The server supports a range of environment variables to configure credentials and behavior. Common variables include AWS_ACCESS_KEY_ID, AWS_SECRET_ACCESS_KEY, AWS_REGION, OPENAI_API_KEY, ANTHROPIC_API_KEY, CACHE_TTL, CACHE_TYPE, REDIS_URL, LOG_LEVEL, and MCP_SERVER_PORT.

Caching helps reduce API calls and costs. By default, memory caching is used, but you can switch to Redis caching by setting CACHE_TYPE=redis and providing REDIS_URL. If caching is not configured, the server will function without caching.

From Claude Desktop and Claude Code to live usage

Claude Desktop users configure the MCP server to point to the local Node process running dist/index.js, with credentials supplied via environment variables. After restarting Claude Desktop, you can issue natural language questions about your costs.

Claude Code users add an MCP server entry that launches node with the path to dist/index.js and passes the same kinds of credentials via environment variables. You can also opt for a project-wide JSON file or a VS Code setting to keep the configuration readily available as you work.
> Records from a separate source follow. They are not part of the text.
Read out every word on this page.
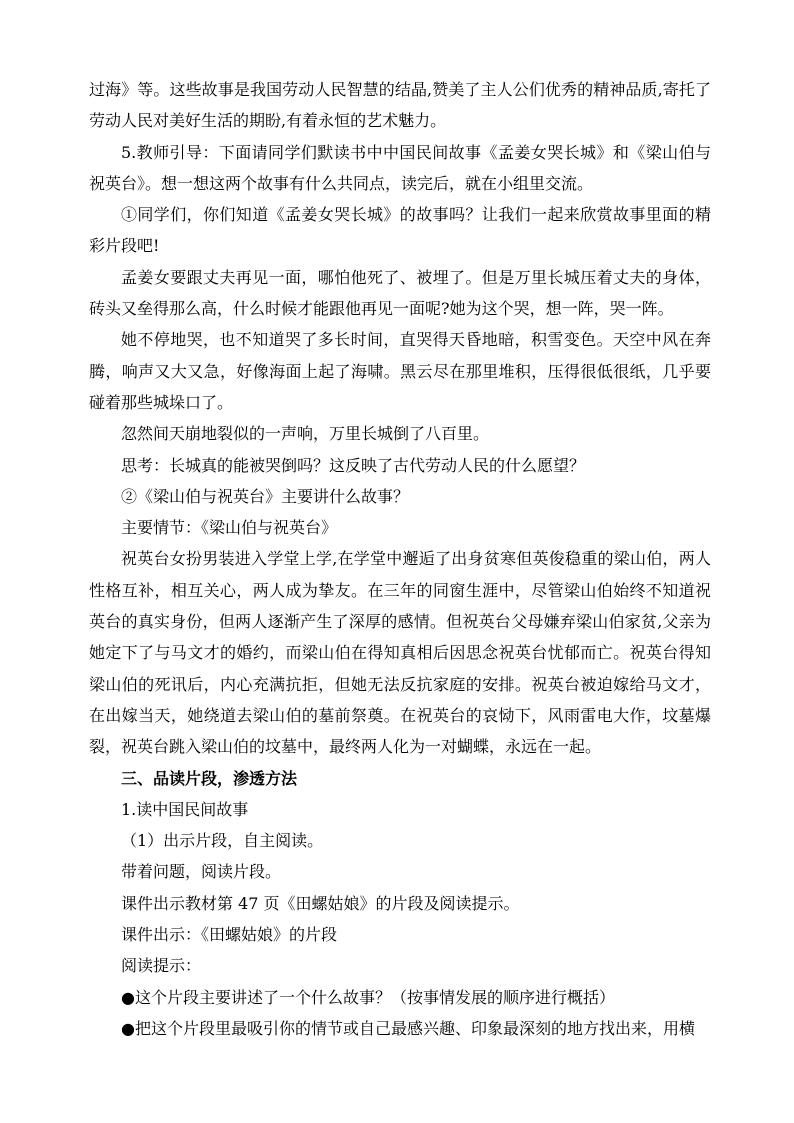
过海》等。这些故事是我国劳动人民智慧的结晶,赞美了主人公们优秀的精神品质,寄托了劳动人民对美好生活的期盼,有着永恒的艺术魅力。

5.教师引导：下面请同学们默读书中中国民间故事《孟姜女哭长城》和《梁山伯与祝英台》。想一想这两个故事有什么共同点，读完后，就在小组里交流。

①同学们，你们知道《孟姜女哭长城》的故事吗？让我们一起来欣赏故事里面的精彩片段吧!

孟姜女要跟丈夫再见一面，哪怕他死了、被埋了。但是万里长城压着丈夫的身体，砖头又垒得那么高，什么时候才能跟他再见一面呢?她为这个哭，想一阵，哭一阵。

她不停地哭，也不知道哭了多长时间，直哭得天昏地暗，积雪变色。天空中风在奔腾，响声又大又急，好像海面上起了海啸。黑云尽在那里堆积，压得很低很纸，几乎要碰着那些城垛口了。

忽然间天崩地裂似的一声响，万里长城倒了八百里。

思考：长城真的能被哭倒吗？这反映了古代劳动人民的什么愿望？

②《梁山伯与祝英台》主要讲什么故事？

主要情节：《梁山伯与祝英台》

祝英台女扮男装进入学堂上学,在学堂中邂逅了出身贫寒但英俊稳重的梁山伯，两人性格互补，相互关心，两人成为挚友。在三年的同窗生涯中，尽管梁山伯始终不知道祝英台的真实身份，但两人逐渐产生了深厚的感情。但祝英台父母嫌弃梁山伯家贫,父亲为她定下了与马文才的婚约，而梁山伯在得知真相后因思念祝英台忧郁而亡。祝英台得知梁山伯的死讯后，内心充满抗拒，但她无法反抗家庭的安排。祝英台被迫嫁给马文才，在出嫁当天，她绕道去梁山伯的墓前祭奠。在祝英台的哀恸下，风雨雷电大作，坟墓爆裂，祝英台跳入梁山伯的坟墓中，最终两人化为一对蝴蝶，永远在一起。

三、品读片段，渗透方法

1.读中国民间故事

（1）出示片段，自主阅读。

带着问题，阅读片段。

课件出示教材第 47 页《田螺姑娘》的片段及阅读提示。

课件出示：《田螺姑娘》的片段

阅读提示：

●这个片段主要讲述了一个什么故事？（按事情发展的顺序进行概括）

●把这个片段里最吸引你的情节或自己最感兴趣、印象最深刻的地方找出来，用横
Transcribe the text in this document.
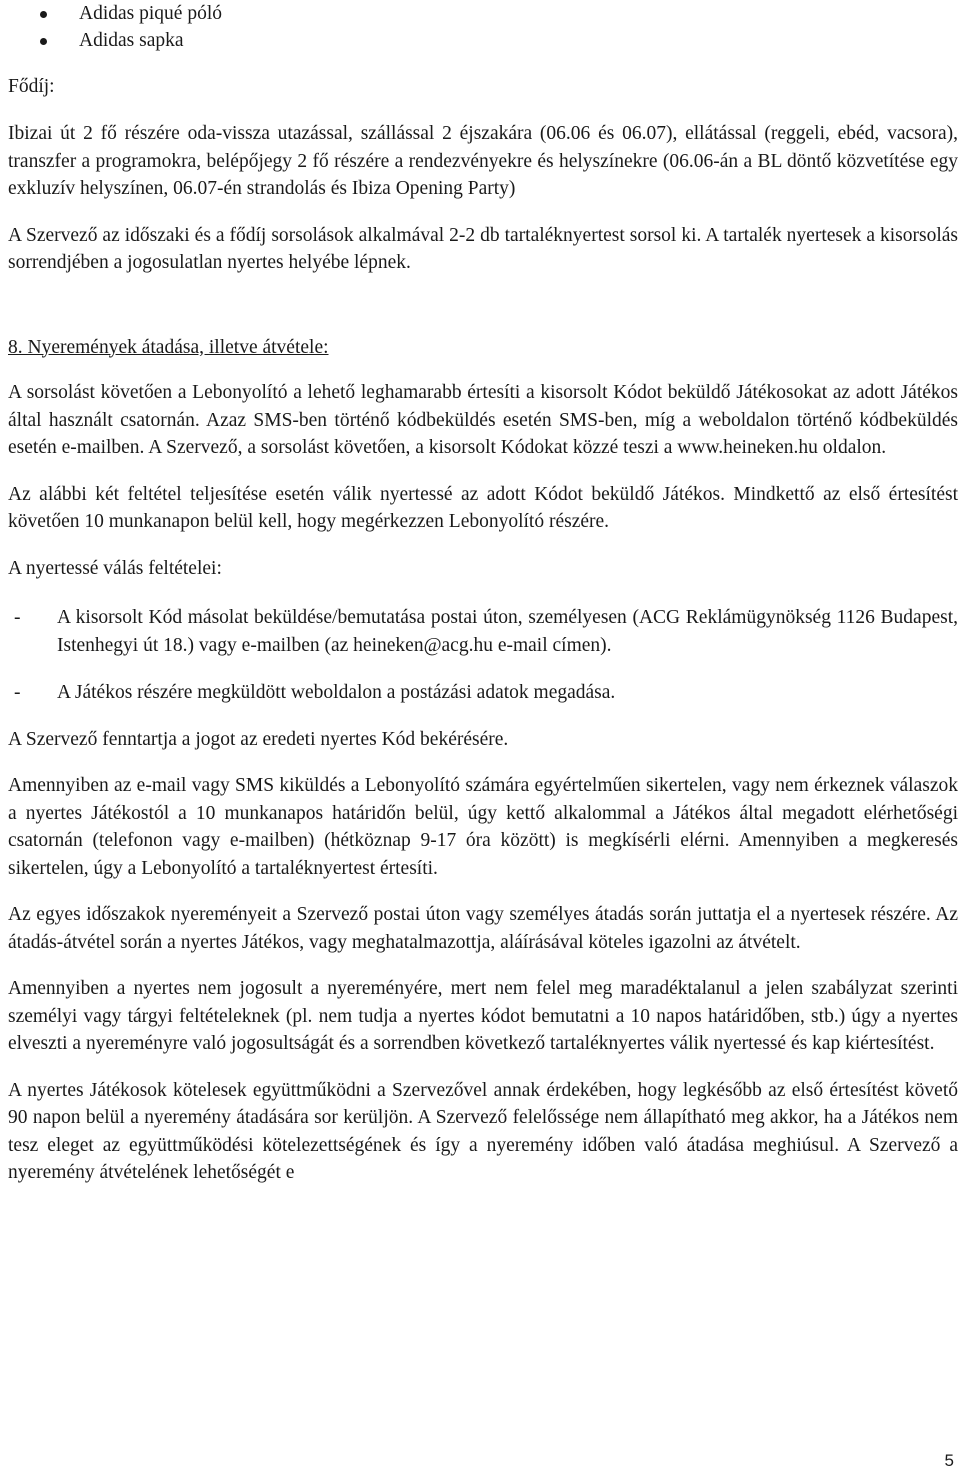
Adidas piqué póló
Adidas sapka
Fődíj:

Ibizai út 2 fő részére oda-vissza utazással, szállással 2 éjszakára (06.06 és 06.07), ellátással (reggeli, ebéd, vacsora), transzfer a programokra, belépőjegy 2 fő részére a rendezvényekre és helyszínekre (06.06-án a BL döntő közvetítése egy exkluzív helyszínen, 06.07-én strandolás és Ibiza Opening Party)

A Szervező az időszaki és a fődíj sorsolások alkalmával 2-2 db tartaléknyertest sorsol ki. A tartalék nyertesek a kisorsolás sorrendjében a jogosulatlan nyertes helyébe lépnek.

8. Nyeremények átadása, illetve átvétele:

A sorsolást követően a Lebonyolító a lehető leghamarabb értesíti a kisorsolt Kódot beküldő Játékosokat az adott Játékos által használt csatornán. Azaz SMS-ben történő kódbeküldés esetén SMS-ben, míg a weboldalon történő kódbeküldés esetén e-mailben. A Szervező, a sorsolást követően, a kisorsolt Kódokat közzé teszi a www.heineken.hu oldalon.

Az alábbi két feltétel teljesítése esetén válik nyertessé az adott Kódot beküldő Játékos. Mindkettő az első értesítést követően 10 munkanapon belül kell, hogy megérkezzen Lebonyolító részére.

A nyertessé válás feltételei:

- A kisorsolt Kód másolat beküldése/bemutatása postai úton, személyesen (ACG Reklámügynökség 1126 Budapest, Istenhegyi út 18.) vagy e-mailben (az heineken@acg.hu e-mail címen).
- A Játékos részére megküldött weboldalon a postázási adatok megadása.

A Szervező fenntartja a jogot az eredeti nyertes Kód bekérésére.

Amennyiben az e-mail vagy SMS kiküldés a Lebonyolító számára egyértelműen sikertelen, vagy nem érkeznek válaszok a nyertes Játékostól a 10 munkanapos határidőn belül, úgy kettő alkalommal a Játékos által megadott elérhetőségi csatornán (telefonon vagy e-mailben) (hétköznap 9-17 óra között) is megkísérli elérni. Amennyiben a megkeresés sikertelen, úgy a Lebonyolító a tartaléknyertest értesíti.

Az egyes időszakok nyereményeit a Szervező postai úton vagy személyes átadás során juttatja el a nyertesek részére. Az átadás-átvétel során a nyertes Játékos, vagy meghatalmazottja, aláírásával köteles igazolni az átvételt.

Amennyiben a nyertes nem jogosult a nyereményére, mert nem felel meg maradéktalanul a jelen szabályzat szerinti személyi vagy tárgyi feltételeknek (pl. nem tudja a nyertes kódot bemutatni a 10 napos határidőben, stb.) úgy a nyertes elveszti a nyereményre való jogosultságát és a sorrendben következő tartaléknyertes válik nyertessé és kap kiértesítést.

A nyertes Játékosok kötelesek együttműködni a Szervezővel annak érdekében, hogy legkésőbb az első értesítést követő 90 napon belül a nyeremény átadására sor kerüljön. A Szervező felelőssége nem állapítható meg akkor, ha a Játékos nem tesz eleget az együttműködési kötelezettségének és így a nyeremény időben való átadása meghiúsul. A Szervező a nyeremény átvételének lehetőségét e

5
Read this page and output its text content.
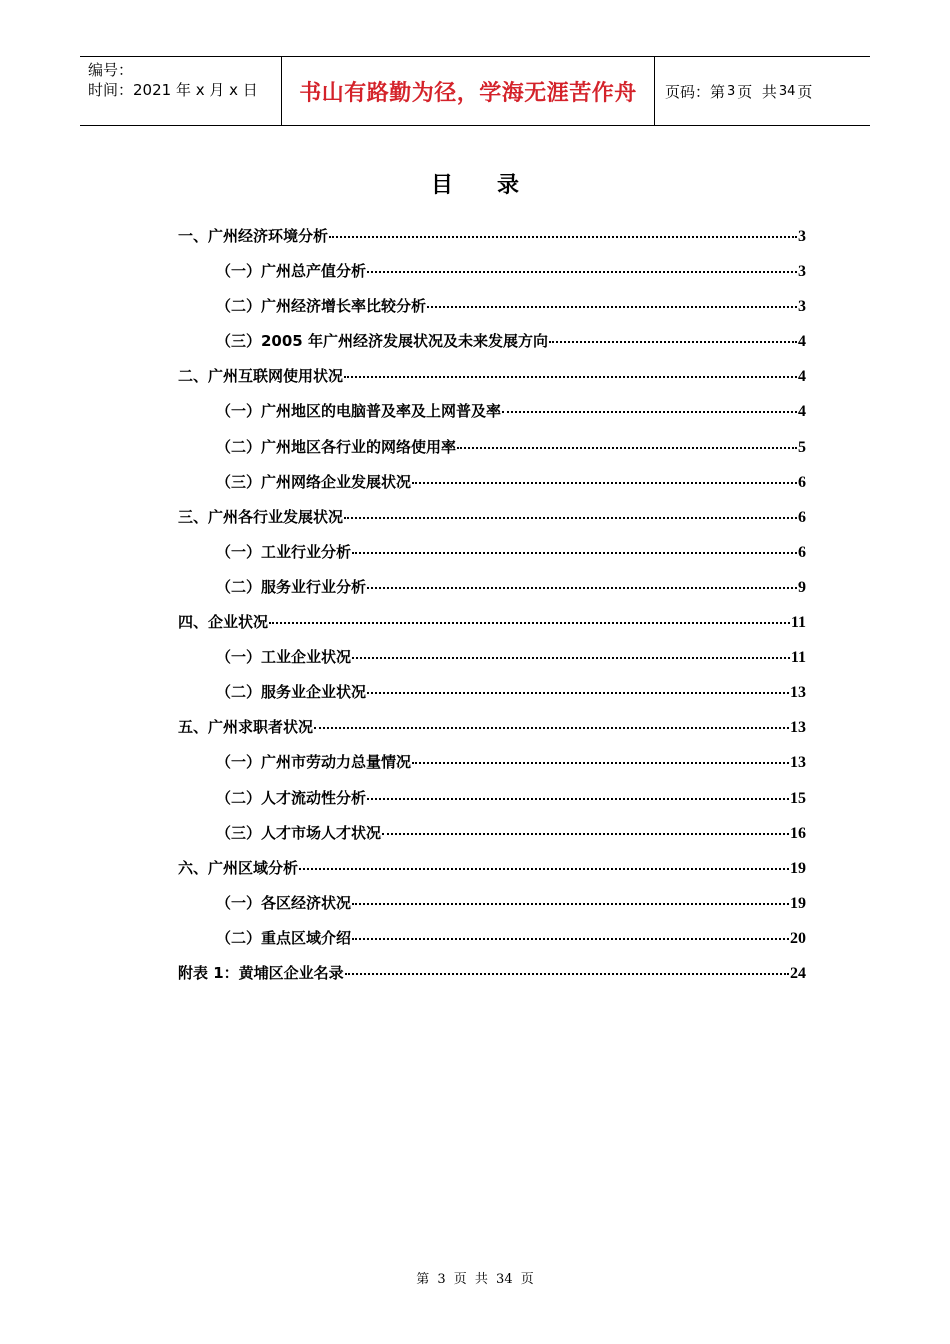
编号：
时间：2021 年 x 月 x 日	书山有路勤为径，学海无涯苦作舟	页码：第 3 页  共 34 页
目 录
一、广州经济环境分析	3
（一）广州总产值分析	3
（二）广州经济增长率比较分析	3
（三）2005 年广州经济发展状况及未来发展方向	4
二、广州互联网使用状况	4
（一）广州地区的电脑普及率及上网普及率	4
（二）广州地区各行业的网络使用率	5
（三）广州网络企业发展状况	6
三、广州各行业发展状况	6
（一）工业行业分析	6
（二）服务业行业分析	9
四、企业状况	11
（一）工业企业状况	11
（二）服务业企业状况	13
五、广州求职者状况	13
（一）广州市劳动力总量情况	13
（二）人才流动性分析	15
（三）人才市场人才状况	16
六、广州区域分析	19
（一）各区经济状况	19
（二）重点区域介绍	20
附表 1：黄埔区企业名录	24
第 3 页 共 34 页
Examples of common questions you can ask

What are my AWS costs for this month?

Show me OpenAI costs for the last 30 days

Break down my cloud expenses by service

Which providers are currently configured?

Available tools

cost_get

Get detailed cost breakdowns for any date range, filter by provider, choose granularity, and view service-level breakdowns.

provider_list

Check which providers are configured and validate credentials, with a health check across all integrations.

provider_balance

Check remaining credits or prepaid balances (availability may vary by provider).

openai_costs

Get OpenAI usage, including model breakdowns, token usage, and cost optimization guidance.

anthropic_costs

Get Anthropic usage and costs, model breakdowns, and token-level details with prompt caching.

aws_costs

Analyze AWS costs with service-level breakdowns and optimization tips.

provider_compare

Compare costs across providers with visualizations and insights.

cost_trends

Analyze cost trends over time with configurable granularity and spike detection.

cost_breakdown

Detailed multidimensional cost breakdown by service, region, date, and tags.

cost_periods

Compare costs between different time periods with absolute and percentage changes.